文少なくは良きしらせなれば心配めされるな

ここのところ音信不通にてなにかと心配をお掛けしたこと面目なく思っております。貴方様におかれましてはあいも変わらずご健勝とのお話を耳にいたしました。このまま筆不精で霞のごとくどこかへ消え去ってしまおうかとも思ったのですが、この文だけが我が命の証なればなにかを残しておくべきと思い筆をとった次第です。
私はこのところ、身に何か不具合がおきるわけでもなく、ましてなにか人生を変えうるような良いことがあるわけでもなく、世の大局を揺るがすほどの何かを成し遂げるでもなく、漫然とした日々をおくっております。そして、あいも変わらず小さな不平不満を時折ツイッターにつぶやいたり、どうにかしてこの不況時でも金を稼げないものかと金策に頭を痛めたりしております。気がかりといへば、ここのところ咳がとまらず、あたかも労咳のごとく咳むせておりますことがだけが気がかりであります。
そういえば、この間のことなのですがうちの母に胃がんがみつかりました。突然のことでどうしたものをかと狼狽いたしましたが、染色体検査で陽性の反応が出たと医者の報告を聞いたときには諦めがつきました。まだ十二指腸や肝臓には転移していないことから粘膜の癌であろうと容易に推察されたので、医者に頼んで切ってもらうことにいたしました。
幸い開腹手術の際にも他の臓物への癌の転移は認められず母は一命をとりとめたようです。ただ、随分と齢を重ねてからの手術ゆえ麻酔への耐性や環境の変化への適応が心配されました。心配のとおり母は術後2日目にして「術後せん妄」なる症状を発し、この世のことともあの世のことともつかぬ「をかしな」ことを口走るようになりました。このときは癌の宣告を受けた時より狼狽いたしました。もちろん、狼狽したのは私自身であります。このまま母は正気を取り戻すことなくこの世のありとあらゆるものを恐れながら、また自分の身を呪いながら死んでいくのではと哀れに思えたのです。私は母の正気を取り戻すために献身をつくしてなんとか母を地獄の淵から連れ戻すことができました。それから3日ほどしていまや流動食や3時の甘いものを摂取するまでに回復した母ではありますが、まだ他の臓物に癌が転移していないとも言い切れず、まして手術で体力を使い果たしたようで歩くのもままならず、3間ほど歩いて厠に赴くのが精一杯のようです。
私も私とて、労咳のごとき咳を患いながら病院に足しげく通うも自分のことよりも重病の母のことを優先してしまうため未だ医者に診てもらう事も無く、母や職場の同僚の前で咳き込むのを我慢しながら一日を過ごすという窮屈な生活を強いられています。日々の時間は飯炊きやあくる日の朝げの仕込み、洗濯や掃除に吸い取られ息つく間に夜も更けている始末。また、安月給ゆえ職場を休むこともままならず、やもめ暮らしとはかくも惨めなものかと日々自らの身の上を嘆いております。しかし、こうしたことのすべては自らの招いたことの結果とただひたすらに反省するのみであります。

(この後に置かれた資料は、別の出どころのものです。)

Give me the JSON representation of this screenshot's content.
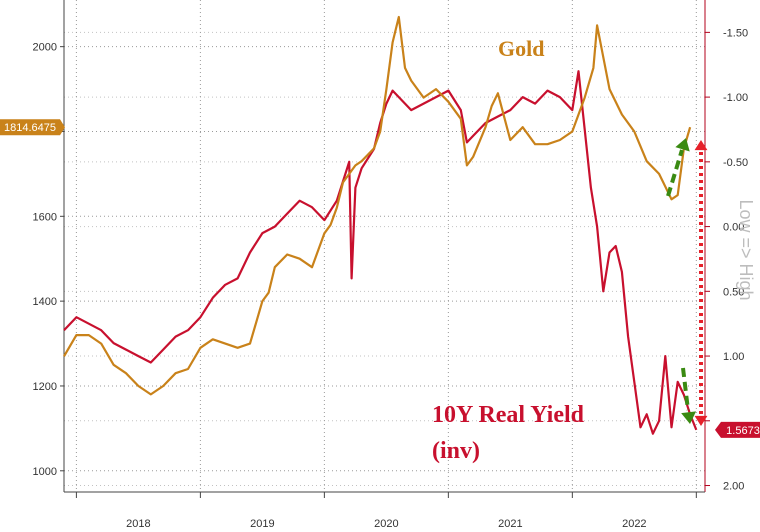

また、差額ベッド代なるものを病院より請求されるのですが、母の命を繋いでいるのは他ならぬ病室と看護のおかげであるのでこれもまた高額なれど支払わざるを得ない御あしであります。私の安月給はそれらにいとも簡単に吸い取られていつぞや貯金すらも底をつき身動きがとれなくなるのではないかと不安に思うのですが、その不安も恐怖といふものではなくただただ漠然とかつ漫然と私と金の縁のなさを身にしみて思い出すのみ。人の命は金で買うことができないのです。
人の命ははかないものと、この度よくよく思い出しました。いつぞや、我死スルベキ時がくるのでしょうが私はなるべく静かに人に迷惑をかけず霞のごとくこの世を去りたいものだとしげしげと思う次第であります。
私はあいも変わらずこのように孤独で、ありきたりな生活を達者で送っております。貴方様に幸あらんことを切々に願ってやまないのであります。
それではまた気が向いたときにでも文をしたためますゆえ、期待などせずに待っていてください。筆不精ゆえいつ文が絶えるかわかりませぬが、それもまた我が霞のごとき人生なれば平にご容赦いただきたい。
ご健勝をおいのりいたしております。